Do I need to convert units to be compatible with constants? I want to calculate the wavelength of radiation given its energy.
I know I need to use $E=h f$ and $f = c / \lambda$. 
All I'm given is $E = 20 \text{ keV}$, now my true question is:
Do I use $E = 20 \text{ keV}$ to calculate $f$ as it is, or do I need to convert it to $\text{MeV}$ in order to use it? 
I ask this because the planck constant I have is $h = 4.135\times 10^{-21} \text{ MeV s}$ and so if I calculate the frequency with this value and then use it along with $c$ to find my wavelength, will the results not be wrong?
 A: Let me answer your question with a question.
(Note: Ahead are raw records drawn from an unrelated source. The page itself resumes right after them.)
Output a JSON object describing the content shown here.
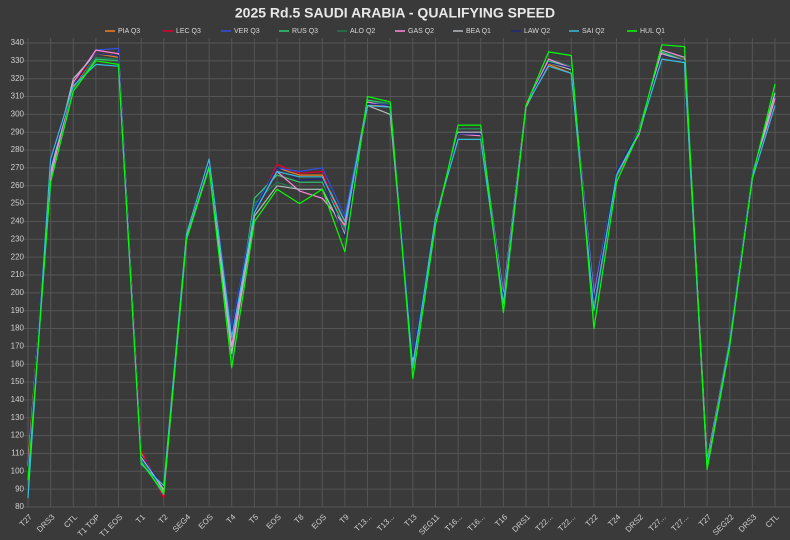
{
  "chart_data": {
    "type": "line",
    "title": "2025 Rd.5 SAUDI ARABIA - QUALIFYING SPEED",
    "categories": [
      "T27",
      "DRS3",
      "CTL",
      "T1 TOP",
      "T1 EOS",
      "T1",
      "T2",
      "SEG4",
      "EOS",
      "T4",
      "T5",
      "EOS",
      "T8",
      "EOS",
      "T9",
      "T13...",
      "T13...",
      "T13",
      "SEG11",
      "T16...",
      "T16...",
      "T16",
      "DRS1",
      "T22...",
      "T22...",
      "T22",
      "T24",
      "DRS2",
      "T27...",
      "T27...",
      "T27",
      "SEG22",
      "DRS3",
      "CTL"
    ],
    "ylim": [
      80,
      340
    ],
    "yticks": [
      80,
      90,
      100,
      110,
      120,
      130,
      140,
      150,
      160,
      170,
      180,
      190,
      200,
      210,
      220,
      230,
      240,
      250,
      260,
      270,
      280,
      290,
      300,
      310,
      320,
      330,
      340
    ],
    "grid": true,
    "legend": "top",
    "series": [
      {
        "name": "PIA Q3",
        "color": "#f58020",
        "values": [
          105,
          265,
          315,
          334,
          332,
          110,
          90,
          230,
          272,
          165,
          245,
          270,
          266,
          266,
          240,
          305,
          305,
          160,
          240,
          290,
          290,
          195,
          305,
          328,
          323,
          195,
          265,
          290,
          333,
          330,
          105,
          172,
          265,
          310
        ]
      },
      {
        "name": "LEC Q3",
        "color": "#e8002d",
        "values": [
          105,
          265,
          316,
          336,
          334,
          112,
          85,
          232,
          273,
          165,
          245,
          272,
          267,
          268,
          235,
          307,
          306,
          162,
          241,
          290,
          290,
          197,
          306,
          330,
          327,
          197,
          266,
          290,
          334,
          331,
          106,
          173,
          266,
          311
        ]
      },
      {
        "name": "VER Q3",
        "color": "#3050e0",
        "values": [
          100,
          270,
          318,
          336,
          337,
          107,
          88,
          232,
          274,
          180,
          248,
          270,
          268,
          270,
          243,
          307,
          305,
          165,
          241,
          290,
          290,
          200,
          305,
          330,
          327,
          200,
          267,
          291,
          335,
          330,
          105,
          174,
          267,
          310
        ]
      },
      {
        "name": "RUS Q3",
        "color": "#2ecc71",
        "values": [
          92,
          265,
          314,
          331,
          330,
          106,
          87,
          232,
          271,
          165,
          253,
          266,
          262,
          262,
          237,
          308,
          306,
          160,
          240,
          292,
          292,
          198,
          305,
          330,
          326,
          195,
          265,
          292,
          335,
          330,
          103,
          171,
          265,
          312
        ]
      },
      {
        "name": "ALO Q2",
        "color": "#1f7a4f",
        "values": [
          92,
          263,
          314,
          332,
          331,
          106,
          88,
          231,
          271,
          163,
          250,
          262,
          258,
          258,
          235,
          307,
          306,
          158,
          240,
          292,
          292,
          195,
          305,
          331,
          327,
          192,
          265,
          291,
          336,
          331,
          104,
          171,
          266,
          313
        ]
      },
      {
        "name": "GAS Q2",
        "color": "#ff87e0",
        "values": [
          103,
          265,
          318,
          336,
          334,
          109,
          89,
          232,
          273,
          170,
          245,
          268,
          257,
          253,
          238,
          307,
          304,
          162,
          241,
          289,
          288,
          199,
          305,
          331,
          326,
          198,
          266,
          289,
          336,
          332,
          105,
          172,
          265,
          309
        ]
      },
      {
        "name": "BEA Q1",
        "color": "#b6babd",
        "values": [
          103,
          268,
          320,
          334,
          333,
          108,
          90,
          232,
          272,
          166,
          243,
          260,
          258,
          258,
          233,
          305,
          300,
          162,
          241,
          290,
          290,
          196,
          304,
          329,
          325,
          196,
          266,
          290,
          334,
          330,
          106,
          173,
          266,
          312
        ]
      },
      {
        "name": "LAW Q2",
        "color": "#1e2a78",
        "values": [
          100,
          272,
          316,
          334,
          333,
          109,
          91,
          233,
          273,
          178,
          246,
          270,
          263,
          264,
          231,
          306,
          305,
          164,
          241,
          289,
          289,
          197,
          305,
          329,
          326,
          196,
          268,
          291,
          333,
          330,
          104,
          173,
          266,
          305
        ]
      },
      {
        "name": "SAI Q2",
        "color": "#37bedd",
        "values": [
          85,
          275,
          316,
          328,
          327,
          104,
          92,
          233,
          275,
          175,
          245,
          268,
          265,
          265,
          240,
          305,
          304,
          158,
          242,
          286,
          286,
          194,
          305,
          327,
          323,
          190,
          266,
          290,
          331,
          329,
          103,
          172,
          264,
          305
        ]
      },
      {
        "name": "HUL Q1",
        "color": "#00ff00",
        "values": [
          95,
          262,
          313,
          330,
          328,
          105,
          88,
          230,
          270,
          158,
          240,
          258,
          250,
          258,
          223,
          310,
          307,
          152,
          238,
          294,
          294,
          189,
          305,
          335,
          333,
          180,
          262,
          290,
          339,
          338,
          101,
          170,
          265,
          317
        ]
      }
    ]
  }
}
How would you use $E$ as it is to calculate $f$?
Suppose you plug $E = 20\text{ keV}$ into the formula and solve it for $f$.
$$\begin{align}
f
&= \frac{E}{h} \\
&= \frac{20\text{ keV}}{4.135\times 10^{-21}\text{ MeV s}} \\
&= \frac{20}{4.135\times 10^{-21}}\times \underbrace{\frac{\text{keV}}{\text{MeV}}}_{\text{did you forget this?}} \times \frac{1}{s}
\end{align}$$
On the other hand, if you convert it to $\text{MeV}$,
$$\begin{align}
f
&= \frac{E}{h} \\
&= \frac{0.02\text{ MeV}}{4.135\times 10^{-21}\text{ MeV s}} \\
&= \frac{0.02}{4.135\times 10^{-21}}\times \frac{\text{MeV}}{\text{MeV}} \times \frac{1}{s}
\end{align}$$
Try them both and see if you find a difference. ;-)
The thing to remember is that the actual value of $E$, the amount of energy, is the same in both cases. $20\text{ keV}$ and $0.02\text{ MeV}$ are just different ways of writing it, just like $\frac{1}{3}$ and $\frac{4}{12}$ are different ways of writing the same value. But it wouldn't make sense for the final answer to depend on how you write your values.
A: You could convert h to 4135 e-21 keV/Hz and use that in your calculations, or 4135 keV / (e21 hz), and use that.  Your calculation is then 20 keV / 4135 keV * 1e21 Hz or 20 keV / 4.135 *1e18 Hz.